Lieutenant Dariet frowned. Angry, and frustrated. This conversation had happened before, had gone the same way each time. “Well. Regardless. You should send Skaaiat a message. What is there to lose? If she doesn’t answer, she doesn’t answer. But maybe…” Lieutenant Dariet lifted one shoulder, and her arm just slightly. A gesture that said, Take a chance and see what fate deals you.

If I hesitated in answering Anaander Mianaai’s question for even the smallest instant, she would know the overrides weren’t working. One Var was very, very impassive. I named a few officers who had definite opinions one way or the other. “The rest,” I finished, “are content to follow orders and perform their duties without worrying too much about policy. As far as I can tell.”

“They might be swayed one way or the other,” Mianaai observed.

“I couldn’t say, my lord.” My sense of dread increased, but in a detached way. Perhaps the absolute unresponsiveness of my ancillaries made the feeling seem distant and unreal. Ships I knew who had exchanged their ancillary crews for human ones had said their experience of emotion had changed, though this didn’t seem quite like the data they had shown me.

The sound of One Esk singing came faintly to Lieutenant Awn and Lieutenant Dariet, a simple song with two parts.

I was walking, I was walking

When I met my love

I was in the street walking

When I saw my true love

I said, “She is more beautiful than jewels, lovelier than jade or lapis, silver or gold.”



“I’m glad One Esk is itself again,” said Lieutenant Dariet. “That first day was eerie.”

“Two Esk didn’t sing,” Lieutenant Awn pointed out.

“Right, but…” Lieutenant Dariet gestured doubt. “It wasn’t right.” She looked speculatively at Lieutenant Awn.

“I can’t talk about it,” said Lieutenant Awn, and lay back down, crossing her arms over her eyes.

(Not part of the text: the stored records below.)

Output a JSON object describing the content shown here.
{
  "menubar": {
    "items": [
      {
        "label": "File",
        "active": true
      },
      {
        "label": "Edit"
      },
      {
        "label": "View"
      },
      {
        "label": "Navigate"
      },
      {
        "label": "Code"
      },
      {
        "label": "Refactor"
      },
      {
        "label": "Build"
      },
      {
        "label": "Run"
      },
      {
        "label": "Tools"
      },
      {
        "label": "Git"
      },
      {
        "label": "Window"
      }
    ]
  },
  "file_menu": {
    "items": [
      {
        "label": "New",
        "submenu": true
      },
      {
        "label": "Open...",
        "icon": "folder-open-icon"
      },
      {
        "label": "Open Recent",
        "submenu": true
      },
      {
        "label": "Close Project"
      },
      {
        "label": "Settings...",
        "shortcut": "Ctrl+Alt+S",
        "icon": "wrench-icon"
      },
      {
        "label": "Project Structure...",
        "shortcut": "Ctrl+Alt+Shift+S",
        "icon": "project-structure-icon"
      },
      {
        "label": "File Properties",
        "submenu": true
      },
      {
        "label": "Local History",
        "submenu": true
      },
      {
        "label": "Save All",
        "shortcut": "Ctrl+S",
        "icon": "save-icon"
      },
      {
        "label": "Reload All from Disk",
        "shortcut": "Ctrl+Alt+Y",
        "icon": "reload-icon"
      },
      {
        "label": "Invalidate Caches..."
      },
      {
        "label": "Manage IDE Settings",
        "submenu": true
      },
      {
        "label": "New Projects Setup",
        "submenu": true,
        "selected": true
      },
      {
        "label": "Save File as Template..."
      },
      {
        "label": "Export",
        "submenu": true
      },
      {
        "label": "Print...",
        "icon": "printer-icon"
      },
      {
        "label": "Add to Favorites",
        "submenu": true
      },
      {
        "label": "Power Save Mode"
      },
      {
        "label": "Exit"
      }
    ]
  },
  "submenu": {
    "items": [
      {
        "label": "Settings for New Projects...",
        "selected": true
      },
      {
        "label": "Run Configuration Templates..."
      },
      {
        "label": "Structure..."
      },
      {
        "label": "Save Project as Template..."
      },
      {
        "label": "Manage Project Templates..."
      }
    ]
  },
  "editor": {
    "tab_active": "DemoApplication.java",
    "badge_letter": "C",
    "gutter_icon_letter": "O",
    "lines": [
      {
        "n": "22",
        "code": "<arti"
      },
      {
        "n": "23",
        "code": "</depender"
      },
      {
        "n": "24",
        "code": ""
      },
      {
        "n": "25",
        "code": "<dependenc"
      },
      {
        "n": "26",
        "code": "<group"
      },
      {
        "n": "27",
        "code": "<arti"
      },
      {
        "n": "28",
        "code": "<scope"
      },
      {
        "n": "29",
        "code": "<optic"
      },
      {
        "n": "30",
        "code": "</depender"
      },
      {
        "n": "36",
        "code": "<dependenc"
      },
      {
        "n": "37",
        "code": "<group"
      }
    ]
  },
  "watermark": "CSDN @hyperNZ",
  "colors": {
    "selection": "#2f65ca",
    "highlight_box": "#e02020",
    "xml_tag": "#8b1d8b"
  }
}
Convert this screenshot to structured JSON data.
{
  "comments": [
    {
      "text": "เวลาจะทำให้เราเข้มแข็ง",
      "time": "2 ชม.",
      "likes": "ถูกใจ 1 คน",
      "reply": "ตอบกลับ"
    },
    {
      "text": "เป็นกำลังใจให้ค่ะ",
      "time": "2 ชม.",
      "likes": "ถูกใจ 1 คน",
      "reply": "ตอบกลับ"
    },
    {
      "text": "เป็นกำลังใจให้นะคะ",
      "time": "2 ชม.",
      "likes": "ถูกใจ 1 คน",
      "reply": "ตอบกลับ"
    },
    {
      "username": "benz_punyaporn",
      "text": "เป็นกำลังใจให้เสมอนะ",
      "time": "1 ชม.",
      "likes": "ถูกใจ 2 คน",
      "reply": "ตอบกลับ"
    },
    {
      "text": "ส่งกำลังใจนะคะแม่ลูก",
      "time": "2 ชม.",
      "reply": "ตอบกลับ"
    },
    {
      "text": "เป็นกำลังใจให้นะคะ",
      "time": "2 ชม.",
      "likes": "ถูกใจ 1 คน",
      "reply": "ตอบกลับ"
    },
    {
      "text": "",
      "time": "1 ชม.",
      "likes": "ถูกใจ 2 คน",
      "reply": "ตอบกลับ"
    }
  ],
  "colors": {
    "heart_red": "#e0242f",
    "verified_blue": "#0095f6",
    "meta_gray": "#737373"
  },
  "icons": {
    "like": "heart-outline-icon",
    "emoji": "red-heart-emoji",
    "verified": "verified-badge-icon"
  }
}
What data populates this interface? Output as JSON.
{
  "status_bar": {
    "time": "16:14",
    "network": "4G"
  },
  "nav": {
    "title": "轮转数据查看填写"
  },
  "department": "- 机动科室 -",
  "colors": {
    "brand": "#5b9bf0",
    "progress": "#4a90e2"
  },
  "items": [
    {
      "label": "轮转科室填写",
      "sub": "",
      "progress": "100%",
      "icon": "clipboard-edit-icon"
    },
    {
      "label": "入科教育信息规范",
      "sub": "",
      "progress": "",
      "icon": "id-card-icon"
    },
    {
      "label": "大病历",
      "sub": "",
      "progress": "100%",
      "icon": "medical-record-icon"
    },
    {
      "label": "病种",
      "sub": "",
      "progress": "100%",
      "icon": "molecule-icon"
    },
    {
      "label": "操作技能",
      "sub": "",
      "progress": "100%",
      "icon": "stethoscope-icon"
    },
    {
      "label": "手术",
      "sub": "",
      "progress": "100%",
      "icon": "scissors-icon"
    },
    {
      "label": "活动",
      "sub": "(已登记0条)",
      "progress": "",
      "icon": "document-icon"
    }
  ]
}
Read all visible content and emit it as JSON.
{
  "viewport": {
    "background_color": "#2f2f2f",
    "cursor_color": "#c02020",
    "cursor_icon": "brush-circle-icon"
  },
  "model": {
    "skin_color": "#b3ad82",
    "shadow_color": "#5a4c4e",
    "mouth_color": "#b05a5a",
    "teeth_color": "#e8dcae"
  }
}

On the command deck Hundred Captain Rubran met with the decade commanders, drank tea, talked about schedules and leave times.

“You haven’t mentioned Hundred Captain Rubran,” said Mianaai, in the Var decade room.

I hadn’t. I knew Captain Rubran extremely well, knew her every breath, every twitch of every muscle. She had been my captain for fifty-six years. “I have never heard her express an opinion on the matter,” I said, quite truthfully.

“Never? Then it’s certain she has one and is concealing it.”

This struck me as something of a double bind. Speak and your possession of an opinion was plain, clear to anyone. Refrain from speaking and still this was proof of an opinion. If Captain Rubran were to say, Truly, I have no opinion on the matter, would that merely be another proof she had one?

“Surely she’s been present when others have discussed it,” Mianaai continued. “What have her feelings been in such cases?”

“Exasperation,” I answered, through One Var. “Impatience. Sometimes boredom.”

“Exasperation,” mused Mianaai. “At what, I wonder?” I did not know the answer, so I said nothing. “Her family connections are such that I can’t be certain where her sympathies are most likely to lie. And some of them I don’t want to alienate before I can move openly. I have to tread carefully with Captain Rubran. But so will she.”